Instead of constantly attempting to deploy the most advanced fighter jets and drones, Walker wants DOD to shift its focus to speeding up the process for turning advanced technology into real capabilities that continue to adapt in real time.

“Advances in microelectronics and communications are making possible a degree of networked coordination and collaboration between different systems almost unimaginable just a few years ago,” Walker said. “This, in turn, is enabling distributed system-of-systems architectures that will be more resilient to attack, less costly to develop and faster to upgrade when compared to today’s centralized expensive monolithic system.”

DARPA’s strategic technology office (STO) describes the mosaic warfare strategy as establishing developing networks of low-cost sensors, multi-domain command-and-control nodes and sophisticated manned-to-unmanned aircraft teaming.

Tim Grayson, director of STO at DARPA, who also delivered remarks, said that the mosaic approach will require a shift in U.S. military policy from dominance to “lethality.” Grayson believes DOD’s various domains currently spend too much time, money and effort trying to ensure its weapons systems are more advanced then adversaries.

“It’s imperative to focus on lethality and the ability to win, regardless of whose individual weapons system is the best,” Grayson said. “A fundamental way to achieve this lethality is by distributing and disaggregating the sensors and weapons that today that are tightly bound together and integrated on monolithic platforms.”

Furthermore, efforts of DOD’s various domains to engage in the concept of joint multi-domain battle in recent years have been limited by the degree of machine-to-machine connectivity available to them today. For example, Lockheed Martin’s fifth-generation fighter jet, the F-35’s multi-function advanced datalink communications gateway cannot digitally communicate with the F-22’s intra-flight data link.

Grayson described the concept of mosaic warfare as featuring the same type of flexibility and adaptability for systems used by warfighters as the “mosaic artist has creating mosaic works of art.”

To further illustrate how mosaic warfare can work, he gave the example of a fleet of fighter jets on a pre-assigned mission to destroy an enemy radar. During that time, an Army land unit comes across a high-value pop-up target. Today, that land unit would need to contact a command-and-control coordination center that would have to manually verify that a fighter available to support the land unit. This would require complex, manual re-planning to ultimately task the fighter jet with using its own sensors and weapons to destroy the target.

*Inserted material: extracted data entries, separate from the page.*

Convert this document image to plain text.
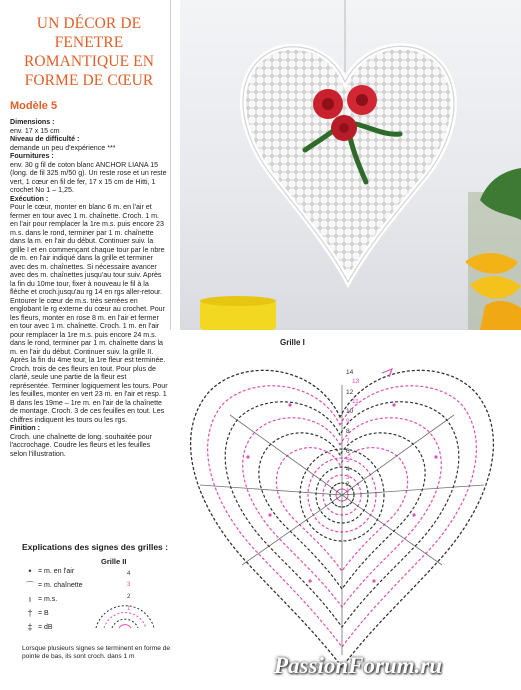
UN DÉCOR DE FENETRE ROMANTIQUE EN FORME DE CŒUR
Modèle 5

Dimensions :

env. 17 x 15 cm

Niveau de difficulté :

demande un peu d'expérience ***

Fournitures :

env. 30 g fil de coton blanc ANCHOR LIANA 15 (long. de fil 325 m/50 g). Un reste rose et un reste vert, 1 cœur en fil de fer, 17 x 15 cm de Hitti, 1 crochet No 1 – 1,25.

Exécution :

Pour le cœur, monter en blanc 6 m. en l'air et fermer en tour avec 1 m. chaînette. Croch. 1 m. en l'air pour remplacer la 1re m.s. puis encore 23 m.s. dans le rond, terminer par 1 m. chaînette dans la m. en l'air du début. Continuer suiv. la grille I et en commençant chaque tour par le nbre de m. en l'air indiqué dans la grille et terminer avec des m. chaînettes. Si nécessaire avancer avec des m. chaînettes jusqu'au tour suiv. Après la fin du 10me tour, fixer à nouveau le fil à la flèche et croch.jusqu'au rg 14 en rgs aller-retour. Entourer le cœur de m.s. très serrées en englobant le rg externe du cœur au crochet. Pour les fleurs, monter en rose 8 m. en l'air et fermer en tour avec 1 m. chaînette. Croch. 1 m. en l'air pour remplacer la 1re m.s. puis encore 24 m.s. dans le rond, terminer par 1 m. chaînette dans la m. en l'air du début. Continuer suiv. la grille II. Après la fin du 4me tour, la 1re fleur est terminée. Croch. trois de ces fleurs en tout. Pour plus de clarté, seule une partie de la fleur est représentée. Terminer logiquement les tours. Pour les feuilles, monter en vert 23 m. en l'air et resp. 1 B dans les 19me – 1re m. en l'air de la chaînette de montage. Croch. 3 de ces feuilles en tout. Les chiffres indiquent les tours ou les rgs.

Finition :

Croch. une chaînette de long. souhaitée pour l'accrochage. Coudre les fleurs et les feuilles selon l'illustration.

Grille I
14
13
12
11
10
9
8
7
6
5
4
3
2
1
Explications des signes des grilles :
• = m. en l'air
⌒ = m. chaînette
ı = m.s.
† = B
‡ = dB
Grille II
4
3
2
1
Lorsque plusieurs signes se terminent en forme de pointe de bas, ils sont croch. dans 1 m	PassionForum.ru
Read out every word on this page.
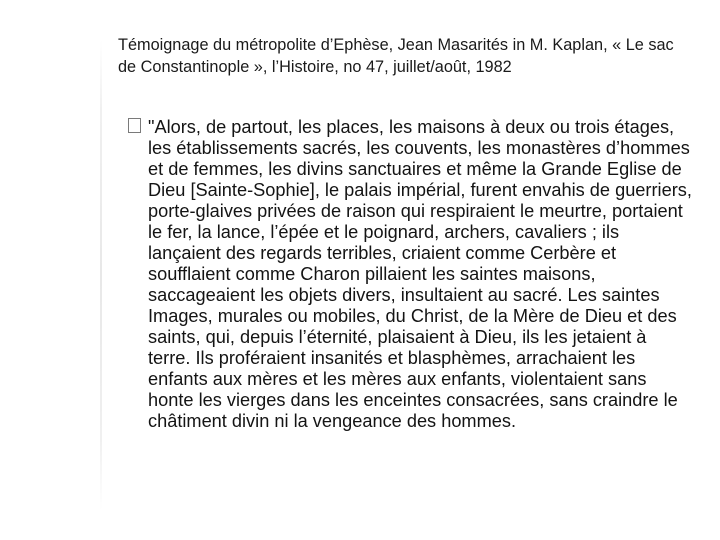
Témoignage du métropolite d’Ephèse, Jean Masarités in M. Kaplan, « Le sac de Constantinople », l’Histoire, no 47, juillet/août, 1982

"Alors, de partout, les places, les maisons à deux ou trois étages, les établissements sacrés, les couvents, les monastères d’hommes et de femmes, les divins sanctuaires et même la Grande Eglise de Dieu [Sainte-Sophie], le palais impérial, furent envahis de guerriers, porte-glaives privées de raison qui respiraient le meurtre, portaient le fer, la lance, l’épée et le poignard, archers, cavaliers ; ils lançaient des regards terribles, criaient comme Cerbère et soufflaient comme Charon pillaient les saintes maisons, saccageaient les objets divers, insultaient au sacré. Les saintes Images, murales ou mobiles, du Christ, de la Mère de Dieu et des saints, qui, depuis l’éternité, plaisaient à Dieu, ils les jetaient à terre. Ils proféraient insanités et blasphèmes, arrachaient les enfants aux mères et les mères aux enfants, violentaient sans honte les vierges dans les enceintes consacrées, sans craindre le châtiment divin ni la vengeance des hommes.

“Instead, consider a future where we have computers distributed across the battle space that can all communicate and coordinate with each other,” Grayson said. “The computer with the land unit can determine there is excess capacity on one of those fighters to provide sensing capabilities without disrupting its baseline mission. The radar is automatically tasked to use its sensors to provide targeted data to a weapon that’s in the best geometry to be able to prosecute that target. All of this happens without human intervention.”